Quando pensamos em conhecer a diversidade dos vinhos portugueses, queríamos aprender o quanto essas influências do terroir de cada região ou micro climas interferem nas características finais dos vinhos, ou seja, como podemos identificar os estilos regionais portugueses.
Começamos pela região do Dão, assim denominada em homenagem ao rio que atravessa todo o vale confinado entre as encostas da Serra do Caramulo e a Serra da Estrela. Há influências atlânticas e continentais, onde os invernos são muito frios e chuvosos (é a única região de Portugal que neva todo ano) e os verões são quentes e secos. A região é bem montanhosa onde o solo é predominantemente granito e as vinhas são espaçadas, com alguma altitude, variando entre 400/800 metros.
Somontes Colheita 2011 – Sub região Serra da Estrela.
Elaborado com as castas Touriga Nacional, Afrocheiro Preto, Jaén e Tinta Roriz. Bem aromático, frutado (frutas maduras) e elegante. Muito equilibrado, com boa acidez, que lhe dá muita vivacidade, taninos bem finos (quase imperceptíveis ), bom corpo e final longo.
Subindo mais ao norte chegamos na região do Douro. Essa foi a primeira região vinícola demarcada do mundo em 1756. Possui duas DO: Douro e Porto. A principal característica das suas plantações são os patamares de solo de xisto incrustados nas encostas inclinadas que margeiam o rio Douro. As vinhas possuem raízes muito profundas e lutam bravamente para alcançarem a água. O clima é diferente em cada sub região (cima corgo, baixo corgo e Douro superior).

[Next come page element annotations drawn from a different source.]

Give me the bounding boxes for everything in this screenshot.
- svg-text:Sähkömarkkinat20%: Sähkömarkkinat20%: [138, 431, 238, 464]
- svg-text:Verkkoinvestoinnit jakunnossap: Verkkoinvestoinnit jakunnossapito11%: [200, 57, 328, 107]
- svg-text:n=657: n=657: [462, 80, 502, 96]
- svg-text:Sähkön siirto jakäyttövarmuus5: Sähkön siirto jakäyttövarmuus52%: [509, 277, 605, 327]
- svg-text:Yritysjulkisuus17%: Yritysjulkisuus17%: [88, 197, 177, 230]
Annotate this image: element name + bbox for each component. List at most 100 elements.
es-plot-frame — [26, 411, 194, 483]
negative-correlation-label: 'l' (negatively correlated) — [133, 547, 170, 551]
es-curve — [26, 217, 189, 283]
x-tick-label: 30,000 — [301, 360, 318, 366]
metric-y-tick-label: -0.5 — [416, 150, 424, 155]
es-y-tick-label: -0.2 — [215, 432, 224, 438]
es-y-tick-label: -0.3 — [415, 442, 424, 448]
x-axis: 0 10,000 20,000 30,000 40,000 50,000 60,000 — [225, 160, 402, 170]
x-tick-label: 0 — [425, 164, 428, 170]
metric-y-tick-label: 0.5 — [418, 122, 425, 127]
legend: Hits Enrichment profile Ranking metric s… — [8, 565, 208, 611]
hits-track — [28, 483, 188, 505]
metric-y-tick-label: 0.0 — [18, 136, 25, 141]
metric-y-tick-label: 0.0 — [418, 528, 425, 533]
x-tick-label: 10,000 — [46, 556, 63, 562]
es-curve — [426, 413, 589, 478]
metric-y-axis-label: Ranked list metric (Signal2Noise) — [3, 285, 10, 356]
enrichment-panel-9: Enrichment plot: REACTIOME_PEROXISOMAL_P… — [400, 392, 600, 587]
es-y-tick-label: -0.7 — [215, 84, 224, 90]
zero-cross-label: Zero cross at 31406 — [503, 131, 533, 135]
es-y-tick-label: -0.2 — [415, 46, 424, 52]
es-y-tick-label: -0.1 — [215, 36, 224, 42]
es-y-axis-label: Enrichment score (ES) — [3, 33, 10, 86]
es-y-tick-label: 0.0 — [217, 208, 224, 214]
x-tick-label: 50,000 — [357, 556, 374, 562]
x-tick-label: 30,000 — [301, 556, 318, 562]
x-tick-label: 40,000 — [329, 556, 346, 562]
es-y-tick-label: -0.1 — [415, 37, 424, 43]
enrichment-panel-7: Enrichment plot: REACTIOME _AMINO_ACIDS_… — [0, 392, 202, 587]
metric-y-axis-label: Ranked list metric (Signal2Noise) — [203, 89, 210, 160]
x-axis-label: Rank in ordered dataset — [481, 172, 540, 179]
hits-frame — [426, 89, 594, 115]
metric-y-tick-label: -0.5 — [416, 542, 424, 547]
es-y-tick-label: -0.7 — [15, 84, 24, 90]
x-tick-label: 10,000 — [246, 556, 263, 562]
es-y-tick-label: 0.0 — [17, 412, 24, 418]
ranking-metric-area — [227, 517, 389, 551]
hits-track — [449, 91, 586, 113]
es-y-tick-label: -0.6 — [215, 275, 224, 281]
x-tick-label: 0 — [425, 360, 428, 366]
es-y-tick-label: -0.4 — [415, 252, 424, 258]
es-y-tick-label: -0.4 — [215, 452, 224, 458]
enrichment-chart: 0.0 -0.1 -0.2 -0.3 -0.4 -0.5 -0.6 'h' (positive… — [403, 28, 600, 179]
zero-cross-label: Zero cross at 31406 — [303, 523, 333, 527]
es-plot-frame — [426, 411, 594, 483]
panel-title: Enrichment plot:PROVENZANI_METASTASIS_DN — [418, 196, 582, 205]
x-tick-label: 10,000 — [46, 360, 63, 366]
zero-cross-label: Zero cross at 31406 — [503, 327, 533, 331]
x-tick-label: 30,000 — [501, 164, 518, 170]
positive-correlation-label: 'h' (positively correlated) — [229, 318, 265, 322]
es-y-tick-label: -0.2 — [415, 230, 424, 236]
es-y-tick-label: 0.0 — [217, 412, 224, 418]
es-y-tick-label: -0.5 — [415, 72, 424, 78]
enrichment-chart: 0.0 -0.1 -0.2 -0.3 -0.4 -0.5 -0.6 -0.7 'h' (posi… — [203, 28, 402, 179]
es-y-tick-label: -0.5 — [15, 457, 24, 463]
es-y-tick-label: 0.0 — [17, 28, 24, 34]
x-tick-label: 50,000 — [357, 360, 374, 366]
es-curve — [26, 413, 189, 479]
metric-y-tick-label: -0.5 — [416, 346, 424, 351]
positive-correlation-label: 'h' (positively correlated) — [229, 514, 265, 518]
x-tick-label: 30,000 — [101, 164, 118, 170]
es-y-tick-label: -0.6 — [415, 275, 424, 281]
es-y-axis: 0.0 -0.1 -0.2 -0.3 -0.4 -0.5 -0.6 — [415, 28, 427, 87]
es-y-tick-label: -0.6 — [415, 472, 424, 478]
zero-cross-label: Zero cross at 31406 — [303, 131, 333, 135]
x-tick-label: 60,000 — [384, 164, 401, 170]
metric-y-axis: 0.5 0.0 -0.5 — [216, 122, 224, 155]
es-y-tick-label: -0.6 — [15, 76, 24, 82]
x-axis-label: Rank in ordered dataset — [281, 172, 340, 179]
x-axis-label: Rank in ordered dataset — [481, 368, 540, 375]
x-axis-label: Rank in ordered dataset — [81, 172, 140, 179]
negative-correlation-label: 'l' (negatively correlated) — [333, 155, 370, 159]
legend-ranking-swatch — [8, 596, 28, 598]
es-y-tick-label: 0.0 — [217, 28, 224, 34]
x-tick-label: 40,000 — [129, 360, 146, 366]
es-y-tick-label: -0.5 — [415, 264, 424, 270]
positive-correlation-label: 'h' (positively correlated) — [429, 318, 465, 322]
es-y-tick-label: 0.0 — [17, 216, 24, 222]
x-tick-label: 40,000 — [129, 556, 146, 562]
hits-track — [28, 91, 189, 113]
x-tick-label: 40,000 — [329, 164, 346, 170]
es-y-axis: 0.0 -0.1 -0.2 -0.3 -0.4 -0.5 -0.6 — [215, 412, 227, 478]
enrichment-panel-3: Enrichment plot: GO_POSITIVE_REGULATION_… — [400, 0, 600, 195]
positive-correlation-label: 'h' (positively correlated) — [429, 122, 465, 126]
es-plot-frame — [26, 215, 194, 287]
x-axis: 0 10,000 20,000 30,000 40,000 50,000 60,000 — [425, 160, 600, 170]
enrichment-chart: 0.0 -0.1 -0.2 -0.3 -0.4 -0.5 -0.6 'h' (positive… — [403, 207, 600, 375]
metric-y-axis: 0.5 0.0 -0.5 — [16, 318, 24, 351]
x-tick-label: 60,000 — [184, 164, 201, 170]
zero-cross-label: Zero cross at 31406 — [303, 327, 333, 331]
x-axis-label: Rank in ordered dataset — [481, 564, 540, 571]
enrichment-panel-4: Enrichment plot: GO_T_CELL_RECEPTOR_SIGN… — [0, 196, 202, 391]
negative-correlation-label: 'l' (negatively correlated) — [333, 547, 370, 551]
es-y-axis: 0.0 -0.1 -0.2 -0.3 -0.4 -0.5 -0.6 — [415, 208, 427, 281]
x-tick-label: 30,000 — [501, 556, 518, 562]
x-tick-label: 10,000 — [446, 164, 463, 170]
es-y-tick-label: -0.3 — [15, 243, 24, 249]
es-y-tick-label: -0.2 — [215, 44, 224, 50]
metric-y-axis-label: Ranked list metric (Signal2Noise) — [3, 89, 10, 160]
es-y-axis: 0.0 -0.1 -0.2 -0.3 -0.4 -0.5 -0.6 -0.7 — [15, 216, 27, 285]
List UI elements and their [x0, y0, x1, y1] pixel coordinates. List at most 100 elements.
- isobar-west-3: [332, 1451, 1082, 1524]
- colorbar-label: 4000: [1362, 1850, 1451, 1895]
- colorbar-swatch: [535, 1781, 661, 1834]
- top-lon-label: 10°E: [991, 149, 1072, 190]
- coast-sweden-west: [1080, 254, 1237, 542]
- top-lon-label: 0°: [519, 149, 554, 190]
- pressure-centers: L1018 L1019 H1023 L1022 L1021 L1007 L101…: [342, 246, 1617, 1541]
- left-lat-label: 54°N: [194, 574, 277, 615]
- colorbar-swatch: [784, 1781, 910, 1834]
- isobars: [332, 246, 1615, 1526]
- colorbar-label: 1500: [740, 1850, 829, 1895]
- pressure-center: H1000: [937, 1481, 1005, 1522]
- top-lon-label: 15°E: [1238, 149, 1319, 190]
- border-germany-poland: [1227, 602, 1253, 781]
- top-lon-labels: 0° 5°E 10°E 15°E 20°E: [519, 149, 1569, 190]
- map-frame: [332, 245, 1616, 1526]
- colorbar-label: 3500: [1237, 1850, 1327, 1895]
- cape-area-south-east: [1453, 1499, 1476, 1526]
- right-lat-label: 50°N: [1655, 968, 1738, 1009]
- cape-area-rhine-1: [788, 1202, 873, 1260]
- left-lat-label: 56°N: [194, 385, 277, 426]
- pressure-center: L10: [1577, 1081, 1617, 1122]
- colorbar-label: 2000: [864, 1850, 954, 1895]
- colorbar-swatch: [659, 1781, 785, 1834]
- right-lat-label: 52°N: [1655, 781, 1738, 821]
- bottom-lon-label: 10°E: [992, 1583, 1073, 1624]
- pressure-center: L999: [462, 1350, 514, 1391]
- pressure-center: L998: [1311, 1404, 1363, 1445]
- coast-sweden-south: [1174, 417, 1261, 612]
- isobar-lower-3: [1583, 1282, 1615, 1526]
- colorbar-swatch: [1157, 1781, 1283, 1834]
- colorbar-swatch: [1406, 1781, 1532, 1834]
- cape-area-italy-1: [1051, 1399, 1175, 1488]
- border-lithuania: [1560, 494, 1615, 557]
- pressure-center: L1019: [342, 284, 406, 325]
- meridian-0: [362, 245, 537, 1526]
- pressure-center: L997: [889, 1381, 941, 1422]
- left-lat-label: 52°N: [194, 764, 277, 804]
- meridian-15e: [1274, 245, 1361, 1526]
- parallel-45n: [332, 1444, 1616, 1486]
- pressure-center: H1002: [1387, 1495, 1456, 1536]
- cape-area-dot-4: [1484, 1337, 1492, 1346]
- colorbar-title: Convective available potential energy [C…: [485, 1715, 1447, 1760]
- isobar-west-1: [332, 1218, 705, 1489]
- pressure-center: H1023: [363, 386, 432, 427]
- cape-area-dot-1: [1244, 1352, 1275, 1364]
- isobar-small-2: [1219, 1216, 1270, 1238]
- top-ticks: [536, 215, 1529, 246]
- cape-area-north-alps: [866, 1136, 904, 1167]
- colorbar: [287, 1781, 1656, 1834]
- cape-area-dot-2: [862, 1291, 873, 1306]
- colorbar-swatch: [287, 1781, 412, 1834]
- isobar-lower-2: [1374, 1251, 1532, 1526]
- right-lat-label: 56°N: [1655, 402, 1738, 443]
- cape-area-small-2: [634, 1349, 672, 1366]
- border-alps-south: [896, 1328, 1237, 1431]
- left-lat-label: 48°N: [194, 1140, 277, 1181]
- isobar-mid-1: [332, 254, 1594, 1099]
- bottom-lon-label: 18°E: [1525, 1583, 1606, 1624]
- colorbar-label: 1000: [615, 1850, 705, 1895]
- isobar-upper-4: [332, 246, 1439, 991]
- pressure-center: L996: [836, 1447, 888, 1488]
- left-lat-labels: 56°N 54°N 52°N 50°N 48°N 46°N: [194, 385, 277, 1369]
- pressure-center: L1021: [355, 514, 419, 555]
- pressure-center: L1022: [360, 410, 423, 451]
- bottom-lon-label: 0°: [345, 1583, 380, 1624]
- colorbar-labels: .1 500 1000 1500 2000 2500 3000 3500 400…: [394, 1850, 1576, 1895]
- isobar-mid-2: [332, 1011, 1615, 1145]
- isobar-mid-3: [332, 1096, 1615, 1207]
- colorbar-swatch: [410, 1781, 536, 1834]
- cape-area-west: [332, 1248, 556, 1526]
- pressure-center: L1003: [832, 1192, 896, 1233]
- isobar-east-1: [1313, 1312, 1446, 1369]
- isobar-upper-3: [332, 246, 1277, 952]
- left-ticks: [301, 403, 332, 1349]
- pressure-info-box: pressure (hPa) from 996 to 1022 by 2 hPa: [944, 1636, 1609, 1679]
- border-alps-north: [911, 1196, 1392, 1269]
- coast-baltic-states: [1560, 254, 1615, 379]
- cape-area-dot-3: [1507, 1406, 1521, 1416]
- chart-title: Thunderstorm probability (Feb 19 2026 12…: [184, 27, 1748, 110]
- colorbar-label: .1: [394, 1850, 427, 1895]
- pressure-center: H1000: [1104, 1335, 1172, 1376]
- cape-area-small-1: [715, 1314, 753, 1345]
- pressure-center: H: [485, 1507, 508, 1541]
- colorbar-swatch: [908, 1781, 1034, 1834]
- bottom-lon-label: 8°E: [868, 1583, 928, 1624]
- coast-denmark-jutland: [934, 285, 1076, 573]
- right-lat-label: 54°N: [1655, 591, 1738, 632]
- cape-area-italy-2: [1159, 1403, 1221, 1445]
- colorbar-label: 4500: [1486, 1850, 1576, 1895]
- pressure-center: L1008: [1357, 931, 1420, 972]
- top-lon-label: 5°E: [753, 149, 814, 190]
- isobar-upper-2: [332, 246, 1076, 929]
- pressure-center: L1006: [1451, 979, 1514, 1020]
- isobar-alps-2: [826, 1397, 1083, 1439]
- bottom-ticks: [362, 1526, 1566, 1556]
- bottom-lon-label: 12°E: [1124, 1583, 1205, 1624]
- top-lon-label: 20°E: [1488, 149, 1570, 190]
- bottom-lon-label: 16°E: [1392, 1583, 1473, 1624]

Quinta do Vale da Raposa – Reserva Douro 2011 – Domingos Alves de Sousa. Elaborado com as castas Touriga Nacional, Touriga Franca, Tinta Roriz, Tinto Cão. A denominação “Reserva” indica amadurecimento em barrica de carvalho por 7 meses. A quinta esta localizada no sub região do Baixo Corgo que possui um clima fresco, com muita umidade do ar (influência Atlântica com alto índice pluviométrico). A primeira percepção no nariz é um floral bem intenso. Na boca mostra-se equilibrado com boa acidez, taninos presentes e bom corpo. Destacam-se notas minerais, evidenciando o solo xistoso, que contrastam com a doçura de frutas negras maduras. Um vinho intrigante.
Rumamos para a região de Lisboa. Essa região possui vinhedos tão antigos quanto o Douro, mas por razões do decorrer de sua história, não teve o mesmo desenvolvimento no que diz respeito a produção de vinhos. Se pensarmos em diversidade de estilos, essa região se destacou com os mais variados deles. A sub região de Colares, por exemplo, que fica localizada no extremo oeste do litoral, possui plantações em plena areia, que sobreviveram à filoxera (final sec. XIX), e hoje em dia ainda mantem uma mínima produção, onde as videiras lutam bravamente contra o clima hostil e acreditem, a especulação imobiliária!
Outra sub região importante, mas pouco conhecida é Carcavelos. Suas vinhas são plantadas desde o sec. XIV. Produz um vinho fortificado que sempre foi considerado o primo pobre dos mais famosos Moscatel, Madeira e Porto. Já obteve muita fama, incentivado pelo Marquês de Pombal, e exportavam sua produção para o Porto com a finalidade de “melhorar” os vinhos do Douro.
Atualmente, as sub regiões que se destacam são: Bucelas, onde a casta Arinto se desenvolve muito bem, e Alenquer. Sob influência marítima dos ventos de atlântico e solos argilosos, produzem vinhos modernos sem deixar de lado a tradição.
Quinta de Pancas – Selecção do Enólogo 2010. Elaborado com as castas Touriga Nacional(50%), Cabernet Sauvignon(30%) e Alicante Bouschet(20%). De Alenquer, mostra-se muito robusto e com boa concentração. Quando se fala em seleção do enólogo, fala-se em vinhos especiais, que refletem um estilo próprio. Nota-se um aroma mais austero, de couro, madeira e tabaco. Em boca torna-se mais jovial e vibrante, com boa acidez, taninos presentes e bem incorporados, corpo que evidencia frutas maduras. Eu diria que é um vinho de autor, que reflete toda tradição de uma maneira mais moderna.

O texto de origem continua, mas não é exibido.